Тренинг может также готовить к войне или возмездию. Тот, кто тренируется, на время покидает общество, чтобы позднее эффектно вернуться. Недаром во многих фильмах последних лет, например в Убить Билла Тарантино, герои посвящают долгое время изучению боевых искусств, тренируясь в условиях почти монастырской жизни, ради последующего яростного возвращения. Революции также готовятся в обстановке неизбежной секретности. Революционерам приходится подчинить свои жизни тренингу и подготовке к революционному событию. Конечно, может случиться, что революционный момент так и не наступит до конца их жизни. Ожидание революционного момента — и тренинг ради него — напоминает одну из тех милленаристских сект, которые ожидают неизбежное второе пришествие Христа. В религиозной традиции считается, что период тренинга продолжается до конца человеческой жизни, до того момента, когда верующий предстанет перед Божественным взором. И ясно, что верующий будет стараться не сократить период ожидания, а, наоборот, отложить момент непосредственной встречи с Божественным зрителем. Нарциссическая стратегия откладывания характерна также для современной художественной и литературной практики, именуемой «work in progress».

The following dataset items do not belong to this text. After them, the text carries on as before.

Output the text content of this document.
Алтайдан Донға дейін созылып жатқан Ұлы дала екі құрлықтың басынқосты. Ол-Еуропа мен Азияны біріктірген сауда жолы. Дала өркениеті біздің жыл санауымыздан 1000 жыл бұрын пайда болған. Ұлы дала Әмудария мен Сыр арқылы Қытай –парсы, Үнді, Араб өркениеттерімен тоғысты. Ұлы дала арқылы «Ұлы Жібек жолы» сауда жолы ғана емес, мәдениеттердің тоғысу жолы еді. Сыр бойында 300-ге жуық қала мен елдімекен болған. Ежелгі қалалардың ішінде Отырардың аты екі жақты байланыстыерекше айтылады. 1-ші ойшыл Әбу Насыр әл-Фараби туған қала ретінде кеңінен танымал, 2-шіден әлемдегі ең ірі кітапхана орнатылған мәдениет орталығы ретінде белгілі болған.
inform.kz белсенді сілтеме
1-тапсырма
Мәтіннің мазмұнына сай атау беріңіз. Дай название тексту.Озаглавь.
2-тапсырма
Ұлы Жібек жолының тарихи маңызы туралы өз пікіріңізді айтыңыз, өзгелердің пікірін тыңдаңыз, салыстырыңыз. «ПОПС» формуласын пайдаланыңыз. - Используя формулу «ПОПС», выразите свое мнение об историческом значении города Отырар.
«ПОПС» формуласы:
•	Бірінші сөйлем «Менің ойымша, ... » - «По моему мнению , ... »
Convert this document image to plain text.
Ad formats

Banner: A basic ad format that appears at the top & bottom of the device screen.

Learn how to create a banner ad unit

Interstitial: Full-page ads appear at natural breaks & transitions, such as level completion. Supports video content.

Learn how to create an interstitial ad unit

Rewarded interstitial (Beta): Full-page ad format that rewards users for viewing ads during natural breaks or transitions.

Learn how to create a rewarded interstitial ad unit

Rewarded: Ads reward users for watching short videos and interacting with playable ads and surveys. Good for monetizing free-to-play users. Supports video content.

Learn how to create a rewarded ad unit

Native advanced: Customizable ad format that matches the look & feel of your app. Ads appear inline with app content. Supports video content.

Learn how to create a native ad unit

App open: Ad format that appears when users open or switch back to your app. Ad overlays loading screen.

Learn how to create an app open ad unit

Во всех этих случаях ожидание и тренинг как активная форма ожидания являются нарциссическими практиками par excellence, цель которых — выделить индивидуума из его социального окружения и в то же время придать ему форму, уподобляющую его всем тем, кто ждет и тренируется. Можно сказать, что тренинг — современный вариант самосозерцания. Это единственный вид деятельности, который практикуется вдали от глаз публики. И это, по сути, единственный вид деятельности, который признается нашим обществом как дарующий человеку право быть одиноким — иначе говоря, как единственная социально одобренная форма чистого нарциссизма. Все остальные виды деятельности всё в большей степени приобретают коллаборативный и социализированный характер. Но тренинг не может быть коллаборативным. Даже в общем тренажерном зале человек остается один. Он вступает в коллаборацию только с машинами, помогающими ему в процессе самомашинизации. Он работает над собой — над своим телом, своим умом, своими рефлексами и реакциями, своей мимикой, своим взглядом и т. д. Тренинг позволяет ему расстаться на время с обществом — с обещанием вернуться в него в лучшей, более успешной форме. Но насколько реалистично такое обещание?

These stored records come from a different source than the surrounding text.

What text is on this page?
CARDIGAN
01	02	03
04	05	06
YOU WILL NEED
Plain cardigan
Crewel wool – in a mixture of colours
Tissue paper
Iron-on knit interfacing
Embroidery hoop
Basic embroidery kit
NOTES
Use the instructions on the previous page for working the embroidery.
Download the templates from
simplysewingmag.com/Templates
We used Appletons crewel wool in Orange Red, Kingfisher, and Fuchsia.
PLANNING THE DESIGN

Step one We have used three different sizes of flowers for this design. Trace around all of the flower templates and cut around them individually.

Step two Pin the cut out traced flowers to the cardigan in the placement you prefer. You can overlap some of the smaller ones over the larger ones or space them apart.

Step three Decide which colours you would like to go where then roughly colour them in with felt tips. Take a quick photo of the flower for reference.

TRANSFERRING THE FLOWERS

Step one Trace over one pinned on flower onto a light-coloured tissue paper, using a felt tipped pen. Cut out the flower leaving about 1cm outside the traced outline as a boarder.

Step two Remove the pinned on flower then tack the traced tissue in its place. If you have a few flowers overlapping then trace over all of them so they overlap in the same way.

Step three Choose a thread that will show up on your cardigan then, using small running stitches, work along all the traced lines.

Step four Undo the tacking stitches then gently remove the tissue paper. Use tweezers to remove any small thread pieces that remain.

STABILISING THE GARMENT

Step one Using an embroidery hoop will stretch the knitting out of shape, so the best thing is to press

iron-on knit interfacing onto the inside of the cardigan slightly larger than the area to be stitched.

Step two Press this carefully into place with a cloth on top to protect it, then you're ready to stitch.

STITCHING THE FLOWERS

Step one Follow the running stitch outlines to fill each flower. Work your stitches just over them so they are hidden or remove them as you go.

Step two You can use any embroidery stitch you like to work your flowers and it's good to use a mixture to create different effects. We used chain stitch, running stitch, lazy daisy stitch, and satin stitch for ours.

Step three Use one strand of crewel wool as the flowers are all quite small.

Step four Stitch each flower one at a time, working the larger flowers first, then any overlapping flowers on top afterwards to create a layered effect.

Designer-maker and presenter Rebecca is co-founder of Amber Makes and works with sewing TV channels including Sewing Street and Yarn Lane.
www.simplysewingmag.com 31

Конечно, тренинг не гарантирует успех. Максимально интенсивное самосозерцание и самонаслаждение обеспечиваются как раз периодом тренинга и ожидания признания и успеха — временем, которое резко обрывается, когда тренирующийся возвращается в общество. Ведь предполагается, что в момент возвращения человек ни о чем не думает и ничего не чувствует — он лишь действует в соответствии с пройденным тренингом. Тренинг превращает человека в автомат, лишенный темного внутреннего пространства субъективности. Эстетизация тесно связана с автоматизацией. Какой бы вид тренинга ни практиковал современный Нарцисс, его цель состоит не только в том, чтобы опустошить свой внутренний мир, но и в том, чтобы преодолеть специфичность природного тела. Для мифического Нарцисса также были нерелевантны его ДНК или отпечатки пальцев, по которым можно было бы идентифицировать его как конкретную личность. В своем образе он видел лишь манифестацию универсального идеала красоты. Современного Нарцисса не так интересует красота, но он стремится завоевать признание и восхищение многих — как один из них. Взгляд других здесь также уподобляется Божественному взгляду. Как известно, ангелы выглядят одинаково.